With losses in this department totalling £2 million a week, the likelihood of finding a private buyer for the state-owned business has been cast into doubt.
Those working in corporate insolvency will note that a four per cent drop in mail volumes meant total revenues stood at £9.2 billion, leaving the profit margin after costs at just 0.4 per cent.
However, this was offset by a 2.4 per cent reduction in working hours and many more jobs could go as the business looks to streamline its operations further.
Profits at the Post Office shrank from £33 million to £21 million due to a slow down in traditional business, but the government has committed to a funding package of £1.34 billion over four years with the aim of propping up beleaguered branches.
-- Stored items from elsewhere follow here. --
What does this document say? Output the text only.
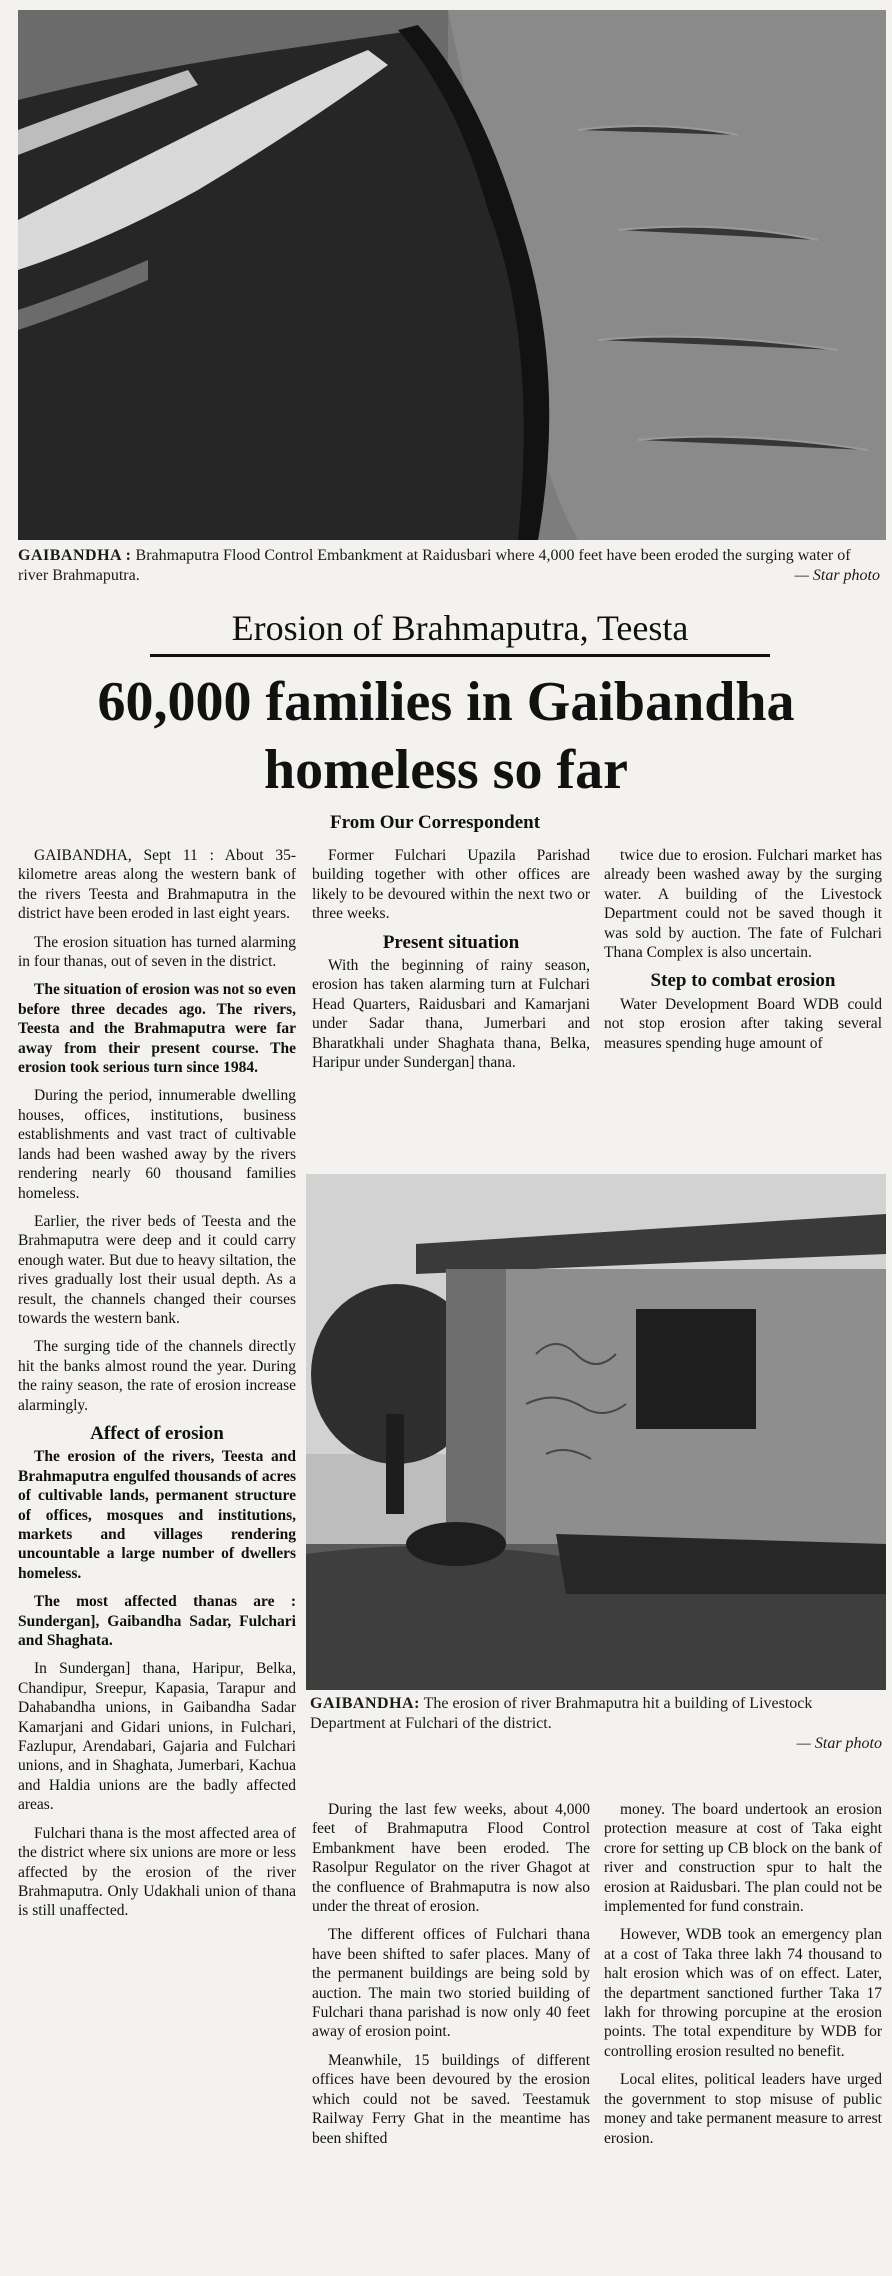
GAIBANDHA : Brahmaputra Flood Control Embankment at Raidusbari where 4,000 feet have been eroded the surging water of river Brahmaputra.	— Star photo
Erosion of Brahmaputra, Teesta
60,000 families in Gaibandha
homeless so far
From Our Correspondent

GAIBANDHA, Sept 11 : About 35-kilometre areas along the western bank of the rivers Teesta and Brahmaputra in the district have been eroded in last eight years.

The erosion situation has turned alarming in four thanas, out of seven in the district.

The situation of erosion was not so even before three decades ago. The rivers, Teesta and the Brahmaputra were far away from their present course. The erosion took serious turn since 1984.

During the period, innumerable dwelling houses, offices, institutions, business establishments and vast tract of cultivable lands had been washed away by the rivers rendering nearly 60 thousand families homeless.

Earlier, the river beds of Teesta and the Brahmaputra were deep and it could carry enough water. But due to heavy siltation, the rives gradually lost their usual depth. As a result, the channels changed their courses towards the western bank.

The surging tide of the channels directly hit the banks almost round the year. During the rainy season, the rate of erosion increase alarmingly.

Affect of erosion

The erosion of the rivers, Teesta and Brahmaputra engulfed thousands of acres of cultivable lands, permanent structure of offices, mosques and institutions, markets and villages rendering uncountable a large number of dwellers homeless.

The most affected thanas are : Sundergan], Gaibandha Sadar, Fulchari and Shaghata.

In Sundergan] thana, Haripur, Belka, Chandipur, Sreepur, Kapasia, Tarapur and Dahabandha unions, in Gaibandha Sadar Kamarjani and Gidari unions, in Fulchari, Fazlupur, Arendabari, Gajaria and Fulchari unions, and in Shaghata, Jumerbari, Kachua and Haldia unions are the badly affected areas.

Fulchari thana is the most affected area of the district where six unions are more or less affected by the erosion of the river Brahmaputra. Only Udakhali union of thana is still unaffected.

Former Fulchari Upazila Parishad building together with other offices are likely to be devoured within the next two or three weeks.

Present situation

With the beginning of rainy season, erosion has taken alarming turn at Fulchari Head Quarters, Raidusbari and Kamarjani under Sadar thana, Jumerbari and Bharatkhali under Shaghata thana, Belka, Haripur under Sundergan] thana.

twice due to erosion. Fulchari market has already been washed away by the surging water. A building of the Livestock Department could not be saved though it was sold by auction. The fate of Fulchari Thana Complex is also uncertain.

Step to combat erosion

Water Development Board WDB could not stop erosion after taking several measures spending huge amount of

GAIBANDHA: The erosion of river Brahmaputra hit a building of Livestock Department at Fulchari of the district.
— Star photo

During the last few weeks, about 4,000 feet of Brahmaputra Flood Control Embankment have been eroded. The Rasolpur Regulator on the river Ghagot at the confluence of Brahmaputra is now also under the threat of erosion.

The different offices of Fulchari thana have been shifted to safer places. Many of the permanent buildings are being sold by auction. The main two storied building of Fulchari thana parishad is now only 40 feet away of erosion point.

Meanwhile, 15 buildings of different offices have been devoured by the erosion which could not be saved. Teestamuk Railway Ferry Ghat in the meantime has been shifted

money. The board undertook an erosion protection measure at cost of Taka eight crore for setting up CB block on the bank of river and construction spur to halt the erosion at Raidusbari. The plan could not be implemented for fund constrain.

However, WDB took an emergency plan at a cost of Taka three lakh 74 thousand to halt erosion which was of on effect. Later, the department sanctioned further Taka 17 lakh for throwing porcupine at the erosion points. The total expenditure by WDB for controlling erosion resulted no benefit.

Local elites, political leaders have urged the government to stop misuse of public money and take permanent measure to arrest erosion.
There was some positive news in the announcement, with General Logistic Systems (GLS) reporting a growth in operating profits of 5.3 per cent.
Also, negative cashflow reduced from £545 million (2009-10) to £213 million thanks to a one off property and business disposal which brought in £237 million.
Moya Greene, chief executive, said: "We need to put Royal Mail and our ability to deliver the USO on a sound, stable and sustainable footing. We have a clear plan in place to deal with our difficult business environment. The plan is very challenging but we are determined to achieve.
"The next two years will be challenging. We need to reduce our costs faster than the decline in revenues from our core letters business. The pace of change in our mail centres will continue. We expect that around half of the mail centres could close by 2016/17," she added.